Plus le choix, écartant les pendants anti-mouche de l’entrée, nous faisons nos yeux de chats potés pour qu’on nous emmène enfin à notre lieu de travail. La grande âme qui dirige le tripot nous emmène sur son beau destrier 4×4 noir dans un chemin de pierraille jusqu’au chantier…
(Le parking tant recherché était en fait le rangement sauvage de la voiture du chef de chantier)

Nous arrivons avec 2 heures de retard et l’envie de pleurer.

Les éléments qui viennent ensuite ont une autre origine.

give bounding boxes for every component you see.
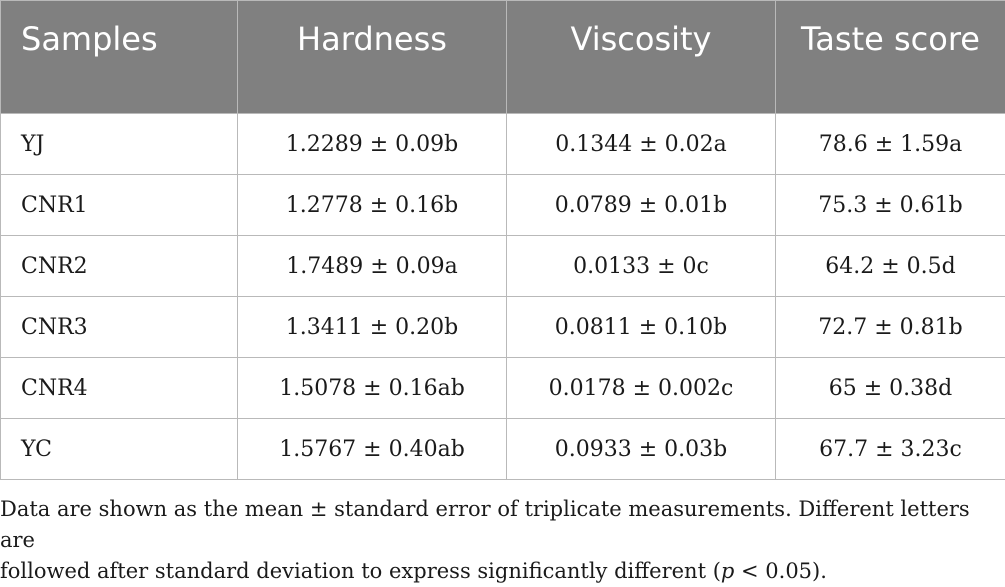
- footnote-p-symbol: p: [721, 559, 734, 583]
- cell-sample: YC: [1, 419, 238, 480]
- cell-viscosity: 0.1344 ± 0.02a: [507, 114, 776, 175]
- cell-viscosity: 0.0811 ± 0.10b: [507, 297, 776, 358]
- footnote-line-1: Data are shown as the mean ± standard er…: [0, 494, 1005, 556]
- cell-viscosity: 0.0178 ± 0.002c: [507, 358, 776, 419]
- cell-sample: CNR1: [1, 175, 238, 236]
- cell-taste: 75.3 ± 0.61b: [776, 175, 1005, 236]
- cell-hardness: 1.2778 ± 0.16b: [238, 175, 507, 236]
- header-row: Samples Hardness Viscosity Taste score: [1, 1, 1005, 114]
- cell-taste: 67.7 ± 3.23c: [776, 419, 1005, 480]
- cell-hardness: 1.3411 ± 0.20b: [238, 297, 507, 358]
- cell-viscosity: 0.0933 ± 0.03b: [507, 419, 776, 480]
- cell-viscosity: 0.0789 ± 0.01b: [507, 175, 776, 236]
- header-samples: Samples: [1, 1, 238, 114]
- cell-taste: 64.2 ± 0.5d: [776, 236, 1005, 297]
- cell-viscosity: 0.0133 ± 0c: [507, 236, 776, 297]
- table-row: CNR2 1.7489 ± 0.09a 0.0133 ± 0c 64.2 ± 0…: [1, 236, 1005, 297]
- results-table: Samples Hardness Viscosity Taste score Y…: [0, 0, 1005, 480]
- table-row: CNR4 1.5078 ± 0.16ab 0.0178 ± 0.002c 65 …: [1, 358, 1005, 419]
- footnote-line-2-text: followed after standard deviation to exp…: [0, 559, 721, 583]
- cell-hardness: 1.7489 ± 0.09a: [238, 236, 507, 297]
- cell-sample: CNR3: [1, 297, 238, 358]
- cell-hardness: 1.5767 ± 0.40ab: [238, 419, 507, 480]
- table-row: CNR3 1.3411 ± 0.20b 0.0811 ± 0.10b 72.7 …: [1, 297, 1005, 358]
- table-row: YC 1.5767 ± 0.40ab 0.0933 ± 0.03b 67.7 ±…: [1, 419, 1005, 480]
- cell-taste: 72.7 ± 0.81b: [776, 297, 1005, 358]
- footnote-line-2-end: < 0.05).: [734, 559, 827, 583]
- table-body: YJ 1.2289 ± 0.09b 0.1344 ± 0.02a 78.6 ± …: [1, 114, 1005, 480]
- cell-taste: 78.6 ± 1.59a: [776, 114, 1005, 175]
- table-footnote: Data are shown as the mean ± standard er…: [0, 494, 1005, 587]
- data-table-container: Samples Hardness Viscosity Taste score Y…: [0, 0, 1005, 480]
- table-row: YJ 1.2289 ± 0.09b 0.1344 ± 0.02a 78.6 ± …: [1, 114, 1005, 175]
- table-header: Samples Hardness Viscosity Taste score: [1, 1, 1005, 114]
- cell-sample: YJ: [1, 114, 238, 175]
- cell-sample: CNR4: [1, 358, 238, 419]
- cell-hardness: 1.5078 ± 0.16ab: [238, 358, 507, 419]
- table-row: CNR1 1.2778 ± 0.16b 0.0789 ± 0.01b 75.3 …: [1, 175, 1005, 236]
- cell-taste: 65 ± 0.38d: [776, 358, 1005, 419]
- cell-sample: CNR2: [1, 236, 238, 297]
- header-viscosity: Viscosity: [507, 1, 776, 114]
- cell-hardness: 1.2289 ± 0.09b: [238, 114, 507, 175]
- header-taste-score: Taste score: [776, 1, 1005, 114]
- header-hardness: Hardness: [238, 1, 507, 114]
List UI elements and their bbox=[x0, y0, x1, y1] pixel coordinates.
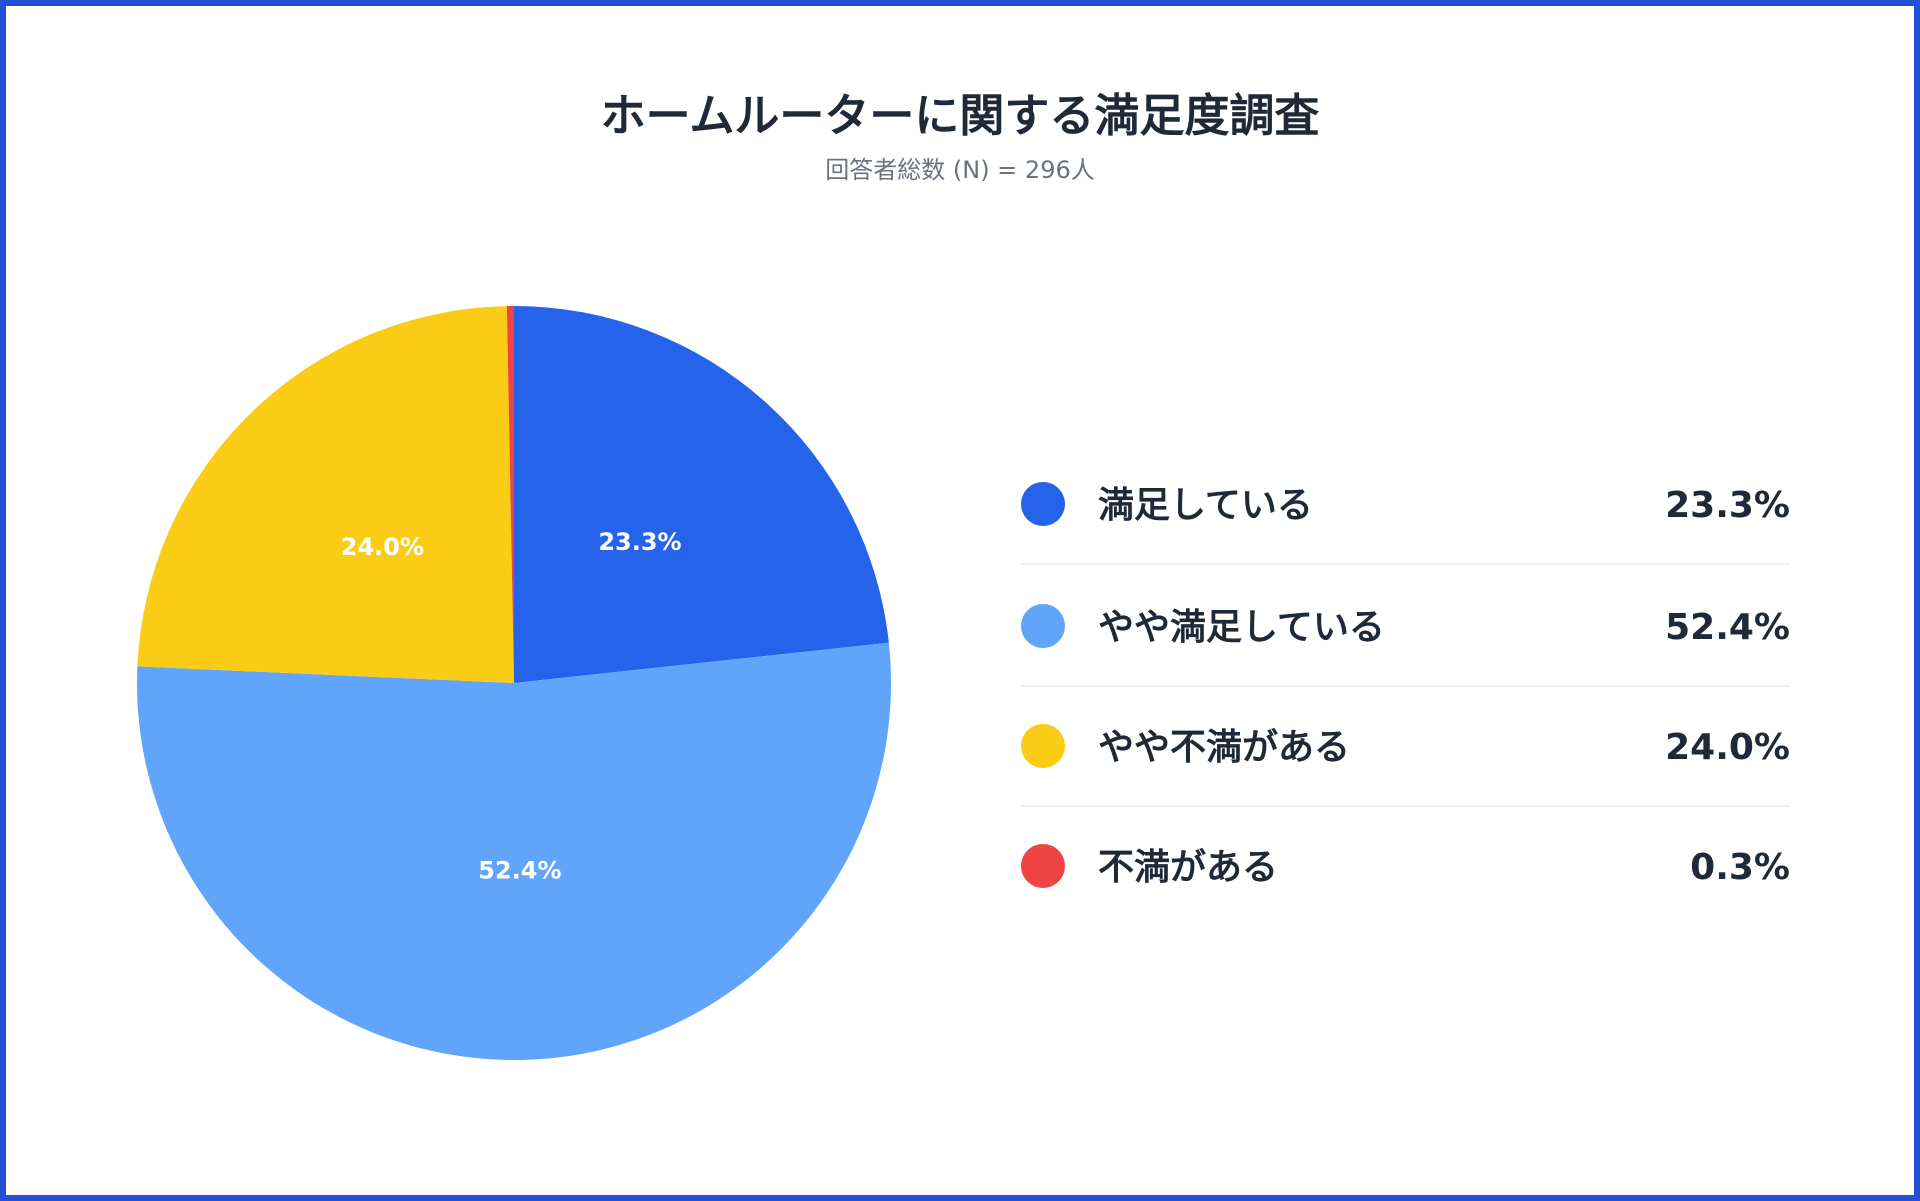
legend-label: 満足している bbox=[1098, 485, 1313, 526]
legend-value: 23.3% bbox=[1665, 485, 1790, 526]
legend-label: やや満足している bbox=[1098, 607, 1385, 648]
chart-subtitle: 回答者総数 (N) = 296人 bbox=[825, 156, 1094, 184]
chart-title: ホームルーターに関する満足度調査 bbox=[601, 89, 1320, 142]
legend-swatch bbox=[1021, 724, 1065, 768]
legend-label: やや不満がある bbox=[1098, 727, 1350, 768]
pie-slice bbox=[506, 306, 514, 683]
pie-slice bbox=[137, 306, 515, 683]
pie-slice bbox=[136, 642, 891, 1061]
legend-label: 不満がある bbox=[1098, 847, 1278, 888]
slice-label: 24.0% bbox=[341, 533, 424, 561]
legend-swatch bbox=[1021, 604, 1065, 648]
legend-value: 24.0% bbox=[1665, 727, 1790, 768]
legend-value: 52.4% bbox=[1665, 607, 1790, 648]
slice-label: 23.3% bbox=[598, 528, 681, 556]
legend-value: 0.3% bbox=[1690, 847, 1790, 888]
slice-label: 52.4% bbox=[478, 856, 561, 884]
legend-swatch bbox=[1021, 482, 1065, 526]
pie-slice bbox=[514, 306, 889, 683]
legend-swatch bbox=[1021, 844, 1065, 888]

Devant nous se dresse un trou énorme et rempli d’eau jusqu’à mi-botte.
Seigneur, pourquoi moi?
Nous passerons donc la fin de la matinée à drainer la tranchée.

Jour 1 : l’après midi
Ayant prévu un chargement de l’inutile qui encombrait encore plus inutilement mon sac, nous n’avions donc plus de place pour une bouteille d’eau.
Monde cruel
On retourne donc à la gargote (30 min aller, 30 min retour). Et là, de nouveau, envie pressante!
Je ne pourrai pas dire que c’était pire qu’au matin car il y avait une porte…
Mais ça devait être le seul « bonus ».

De retour au chantier, point de répit. Nous descendons dans la fosse, toutes bottes dehors pour 4 heures de raclage de boue…
Ereintée, dégueulasse et passablement dégoutée notre chef bien aimée nous ramène en voiture jusqu’à la gare. Descendant en ligne droite la chaussée, nous retombant avec dégout et effroi sur l’arrêt de bus où nous avait déposé le chauffeur le matin même.

Je dois avoir fait un truc de particulièrement vil, sournois et méchant pour avoir mérité ça…
Aussi je m’excuse publiquement auprès de chaque personne que j’ai pu, un jour, offenser…
Pardon…

Le pire est à venir mais il viendra demain!
La suite au prochain épisode comme on dit!